"Palmas, ramos por la paz"
DOMINGO DE RAMOS DE LA PAZ, SAN LUCAS 23,1-49
“¡Salta de gozo, Sión; alégrate, Jerusalén! Mira que viene tu rey, justo y triunfador, pobre y montado en un borrico, en un pollino de asna” (Zac 9,9).
Con procesiones, este año sí, inauguramos la Semana Santa, con el rito de la bendición de los ramos (los de olivo son símbolo de la paz) y la proclamación de la Pasión de Jesucristo según San Lucas. Domingo de palmas, que no de armas.
Podemos vivirla haciendo deporte, como espectadores, como turistas por tierra, mar y aire o en bicicleta, o como protagonistas, superando la “globalización de la indiferencia”, implicándonos en la pasión de los pueblos crucificados de la tierra por las hambrunas, violencia, injusticias, guerras de todo tipo. Podemos vivirla comprometidos en la construcción de la paz verdadera.
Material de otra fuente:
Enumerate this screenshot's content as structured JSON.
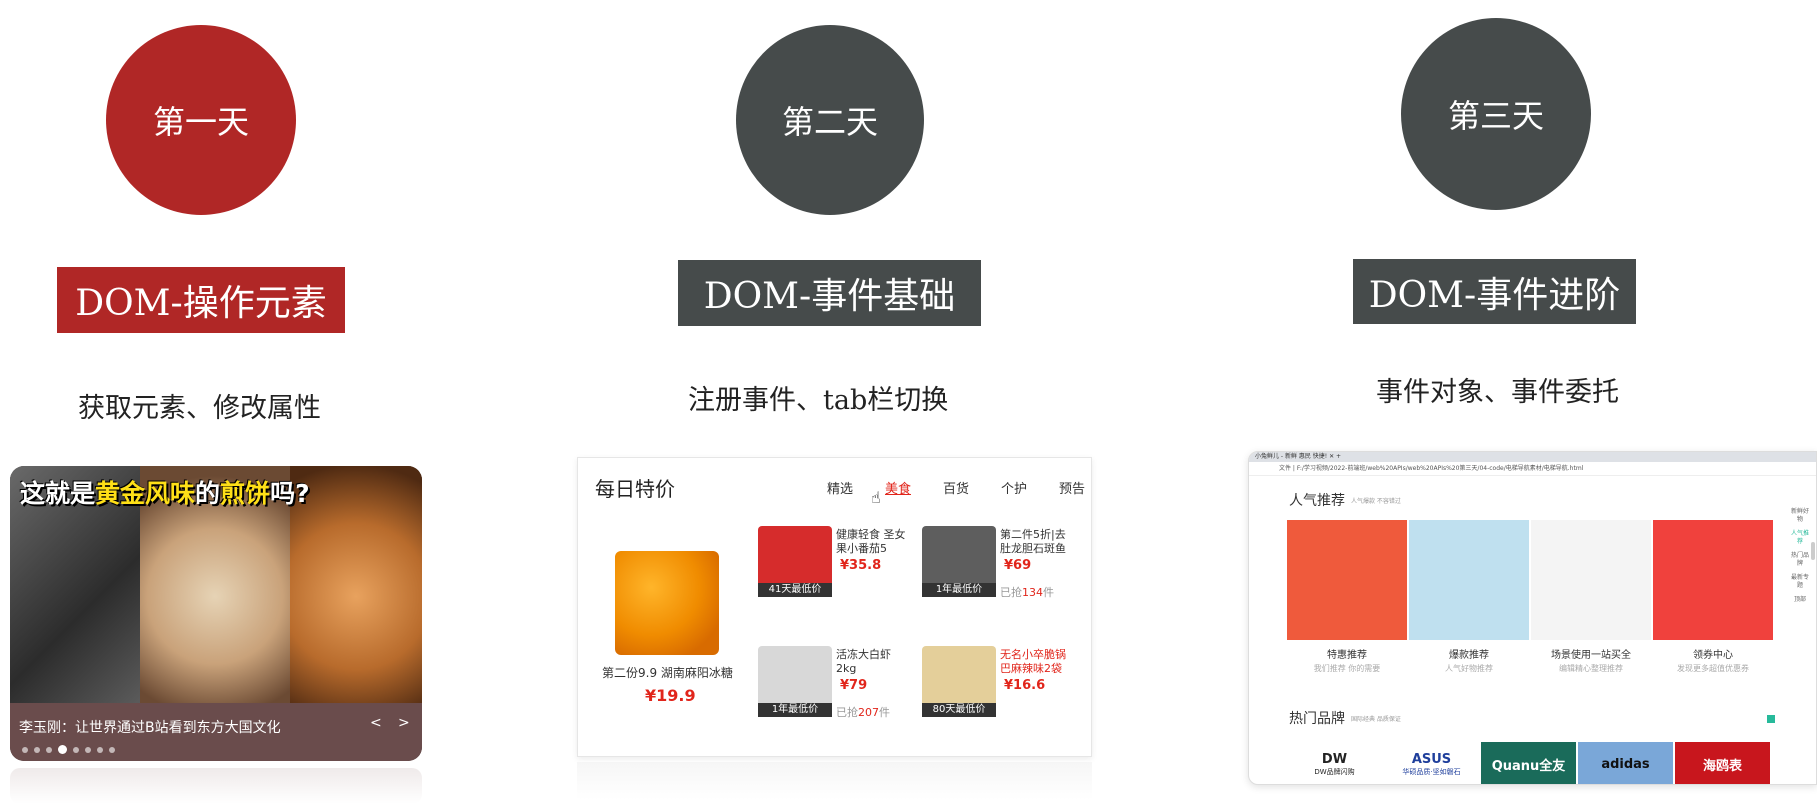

Muchos de mis amigos me dicen que la pasarán trabajando.
Pero para responder a la pregunta inicial hay que preguntarse primero: ¿Qué celebramos? ¿Y qué tiene que ver con mi vida lo que celebramos estos días, incluidas las procesiones? ¿Qué tiene que ver con la guerra que estamos sufriendo y con “hacer la paz”?
Celebramos, en comunidad, el misterio de la pasión, muerte en la cruz y resurrección del Señor, escándalo para los judíos, necedad para los gentiles, y salvación para los creyentes en Cristo Jesús.
Y preguntarse por el misterio de la cruz es preguntarse: ¿por qué y cómo muere Jesús?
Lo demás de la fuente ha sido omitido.